I usually put a towel on my head and then hold a dumbell there for a high rep count, if you're serious about it you can get a strap/frame thing that allows you to suspend a plate from your noggin.


----------



## BoxerJay (Jan 11, 2011)

My neck gets plenty of abuse from thai clinching and grappling but maybe once a week I'll get the neck harness out and give it a bash. Other than that I do wrestlers bridges quite often.


----------



## Gym Bunny (Mar 25, 2009)

@samb213 how wide is your neck? If you're deadlifting or oly lifting regularly it doesn't seem necessary to do specific neck exercises.


----------



## digitalis (Sep 13, 2011)

Used to do a combo of neck harness (varying weights and reps), bridges a la Tyson and the old holding a plate on your forehead at the end of the bench. 3-4 times a week.

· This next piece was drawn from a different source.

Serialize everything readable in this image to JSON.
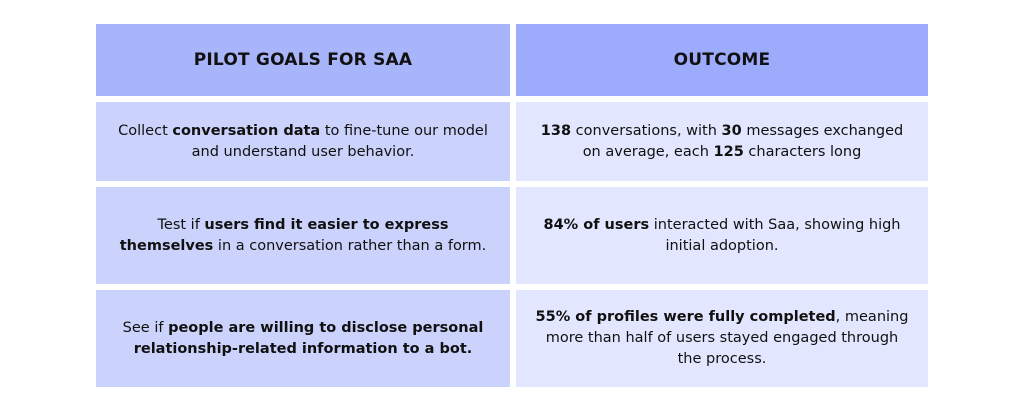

Your neck is the fastest responding group of muscles btw.


----------



## IGotTekkers (Jun 6, 2012)

**** training neck, my traps run high up the back of my neck so its already thick is fck. I could firm a guillitine i reckon :lol:


----------



## theBEAST2002 (Oct 16, 2011)

what i do for neck is a lot of rows and shrugs


----------



## braxbro (Aug 6, 2013)

Never miss neck day.


----------



## Mingster (Mar 25, 2011)

I have a 20 inch neck without any direct training, and it causes me enough problems without trying to make it any bigger...


----------



## GreedyBen (Mar 8, 2011)

I don't need to, the only weight it lifts is my head


----------



## estuFilippe (Sep 10, 2013)

neck?

behind the neck smith machine presses with light weight where you literally just touch below the back of your head, don't go to deep or risk injury to rotar cuff in this extremely vulnerable position. I took this from Kevan Wilson bb videos seems to help me and he said it helped him strengthen neck which he has previously broken.


----------



## NoGutsNoGloryy (Jan 7, 2013)

You mean your traps...?


----------



## BritishAssassin (Nov 26, 2007)

I have quite a big neck and traps too, but they are susceptible to injury more than any bodypart.

So, I try to not directly train my neck, though when I did it became very stiff and hard to turn or move my head.


----------